The Harvard-educated Mississippi native is a former VISTA volunteer and community organizer who has made a career of thinking about big issues and telling others what he believes. He's written scores of op-ed pieces and essays, co-edited eight books and written two: the 1995 Fatherless America, which attributes many of society's ills to the lack of involvement of fathers in children's lives, and now, The Future of Marriage. In it, he argues kids need both a mother and a father, and because same-sex marriage can't provide that, it's bad for society and kids.

"We're either going to go in the direction of viewing marriage as a purely private relationship between two people that's defined by those people, or we're going to try to strengthen and maintain marriage as our society's most pro-child institution," he says.

He may sound like a conservative Christian, but Blankenhorn says he's a liberal Democrat.

"I'm not condemning homosexuality. I'm not condemning committed gay relationships," he says. But "the best institutional friend that children have is marriage, and if grownups make a mess of it, the children are going to suffer."

Blankenhorn's attempts to raise consciousness about the importance of fathers led him to help inspire the creation of the National Fatherhood Initiative, a non-partisan group promoting responsible fatherhood. For 20 years, he has focused attention on the fallout of what he sees as a breakdown in the family.

He bristles when people call his think tank conservative; he wants to look deeply at America's core values, and he sees the Manhattan-based Institute for American Values, founded in 1987, as a catalyst for analysis and debate among those with differing views.

The institute's budget of some $1.5 million largely comes from foundations, corporations and individual donations, which support studies, conferences, books and other publications.

"People who say we're a conservative organization are just trying to call us names because they think it'll stigmatize us," he says, clearly rankled that his motives are so often misunderstood.

But as much as his passion for families impresses those who know his work, his blunt outspokenness can be off-putting to people on both sides of the political spectrum. He even criticizes the marriage movement, of which he is considered one of the founders, saying it has "stagnated."
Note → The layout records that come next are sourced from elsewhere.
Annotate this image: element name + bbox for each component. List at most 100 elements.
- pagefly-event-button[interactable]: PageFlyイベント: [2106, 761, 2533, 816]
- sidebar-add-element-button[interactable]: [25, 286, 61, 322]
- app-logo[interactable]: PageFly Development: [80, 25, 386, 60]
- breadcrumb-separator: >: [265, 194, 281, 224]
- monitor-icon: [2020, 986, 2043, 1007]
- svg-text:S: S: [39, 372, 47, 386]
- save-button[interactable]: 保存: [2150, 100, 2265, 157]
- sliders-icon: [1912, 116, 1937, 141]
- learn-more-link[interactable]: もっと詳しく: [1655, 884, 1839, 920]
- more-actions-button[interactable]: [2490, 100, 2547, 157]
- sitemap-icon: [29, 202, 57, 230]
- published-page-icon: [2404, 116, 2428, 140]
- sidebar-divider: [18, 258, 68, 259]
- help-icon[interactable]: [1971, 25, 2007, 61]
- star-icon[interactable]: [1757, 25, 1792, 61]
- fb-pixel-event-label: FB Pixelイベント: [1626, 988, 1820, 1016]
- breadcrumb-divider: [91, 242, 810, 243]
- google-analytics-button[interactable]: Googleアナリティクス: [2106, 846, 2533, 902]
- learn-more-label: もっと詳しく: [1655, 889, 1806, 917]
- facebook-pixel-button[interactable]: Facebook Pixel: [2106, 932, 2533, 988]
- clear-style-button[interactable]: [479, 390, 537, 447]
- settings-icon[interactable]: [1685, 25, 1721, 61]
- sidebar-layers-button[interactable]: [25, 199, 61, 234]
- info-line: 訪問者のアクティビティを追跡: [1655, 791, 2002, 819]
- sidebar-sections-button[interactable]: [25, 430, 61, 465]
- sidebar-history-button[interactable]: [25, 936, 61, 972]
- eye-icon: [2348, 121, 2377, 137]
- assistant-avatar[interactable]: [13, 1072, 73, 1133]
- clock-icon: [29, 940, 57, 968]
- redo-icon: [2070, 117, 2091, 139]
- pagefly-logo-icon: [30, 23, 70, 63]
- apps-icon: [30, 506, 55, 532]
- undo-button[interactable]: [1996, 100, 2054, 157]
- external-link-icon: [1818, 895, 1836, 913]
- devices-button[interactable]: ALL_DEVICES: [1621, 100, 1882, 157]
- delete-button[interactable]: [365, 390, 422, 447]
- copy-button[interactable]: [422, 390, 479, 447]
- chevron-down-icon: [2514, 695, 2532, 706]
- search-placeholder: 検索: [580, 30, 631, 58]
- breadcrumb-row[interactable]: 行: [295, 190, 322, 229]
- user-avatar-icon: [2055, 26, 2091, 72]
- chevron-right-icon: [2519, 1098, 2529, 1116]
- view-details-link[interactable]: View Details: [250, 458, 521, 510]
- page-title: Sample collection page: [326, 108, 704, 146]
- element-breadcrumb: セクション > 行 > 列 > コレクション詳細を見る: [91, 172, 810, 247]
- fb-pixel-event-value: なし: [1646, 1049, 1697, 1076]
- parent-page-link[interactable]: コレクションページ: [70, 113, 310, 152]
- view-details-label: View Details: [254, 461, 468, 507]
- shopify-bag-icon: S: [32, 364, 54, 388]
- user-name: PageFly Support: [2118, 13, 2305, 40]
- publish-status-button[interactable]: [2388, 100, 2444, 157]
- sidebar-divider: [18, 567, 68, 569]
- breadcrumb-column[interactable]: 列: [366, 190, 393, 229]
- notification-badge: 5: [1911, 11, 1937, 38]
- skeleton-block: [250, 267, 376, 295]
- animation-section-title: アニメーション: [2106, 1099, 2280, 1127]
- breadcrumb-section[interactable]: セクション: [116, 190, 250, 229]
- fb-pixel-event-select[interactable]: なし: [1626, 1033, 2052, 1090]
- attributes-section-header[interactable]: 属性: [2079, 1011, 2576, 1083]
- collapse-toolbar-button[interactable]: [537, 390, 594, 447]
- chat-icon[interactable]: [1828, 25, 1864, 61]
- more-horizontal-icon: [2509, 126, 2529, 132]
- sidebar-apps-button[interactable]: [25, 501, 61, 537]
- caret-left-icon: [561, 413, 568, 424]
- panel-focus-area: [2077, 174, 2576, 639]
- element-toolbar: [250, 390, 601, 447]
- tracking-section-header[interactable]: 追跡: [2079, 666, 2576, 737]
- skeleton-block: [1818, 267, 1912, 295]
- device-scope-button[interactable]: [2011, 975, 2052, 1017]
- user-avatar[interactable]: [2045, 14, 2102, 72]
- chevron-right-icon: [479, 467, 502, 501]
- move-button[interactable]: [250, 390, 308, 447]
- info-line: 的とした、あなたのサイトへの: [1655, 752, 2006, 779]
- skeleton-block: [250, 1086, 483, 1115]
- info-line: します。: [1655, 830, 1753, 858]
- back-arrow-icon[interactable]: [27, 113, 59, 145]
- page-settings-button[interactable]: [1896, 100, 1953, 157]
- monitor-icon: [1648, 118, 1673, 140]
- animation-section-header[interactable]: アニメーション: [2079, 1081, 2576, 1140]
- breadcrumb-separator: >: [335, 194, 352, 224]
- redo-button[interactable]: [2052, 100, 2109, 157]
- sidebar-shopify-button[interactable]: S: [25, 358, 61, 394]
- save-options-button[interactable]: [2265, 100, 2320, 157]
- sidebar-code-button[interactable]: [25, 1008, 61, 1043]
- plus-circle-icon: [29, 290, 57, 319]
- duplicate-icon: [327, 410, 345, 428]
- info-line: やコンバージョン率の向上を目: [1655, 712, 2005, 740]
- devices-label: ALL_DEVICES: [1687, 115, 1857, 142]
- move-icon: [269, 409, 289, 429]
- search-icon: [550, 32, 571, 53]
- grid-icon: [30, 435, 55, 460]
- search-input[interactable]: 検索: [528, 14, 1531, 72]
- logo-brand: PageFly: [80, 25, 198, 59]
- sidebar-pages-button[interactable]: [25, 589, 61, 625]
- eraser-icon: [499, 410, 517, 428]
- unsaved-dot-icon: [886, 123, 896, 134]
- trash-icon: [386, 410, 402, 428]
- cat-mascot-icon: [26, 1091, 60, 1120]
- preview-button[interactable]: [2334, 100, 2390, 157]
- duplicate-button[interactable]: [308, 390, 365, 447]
"It's one of the reasons I wrote the book," he says. "I want to stir the pot as much as I can."

THIS GOES TO SHOW YOU. No matter how pure your motives, no matter how impeccable your ideological credentials, no matter how frickin' OBVIOUS any particular cold, hard fact of life might be, you can borrow a whole heapin' helpin' o' trouble for having the temerity to say it out loud.

And the only difference between that state of affairs and some sort of Stalinist police state is . . . well, only the getting tortured and thrown in jail forever part. But between Alberto Gonzales and the Gayfellas, that'll be worked out soon enough.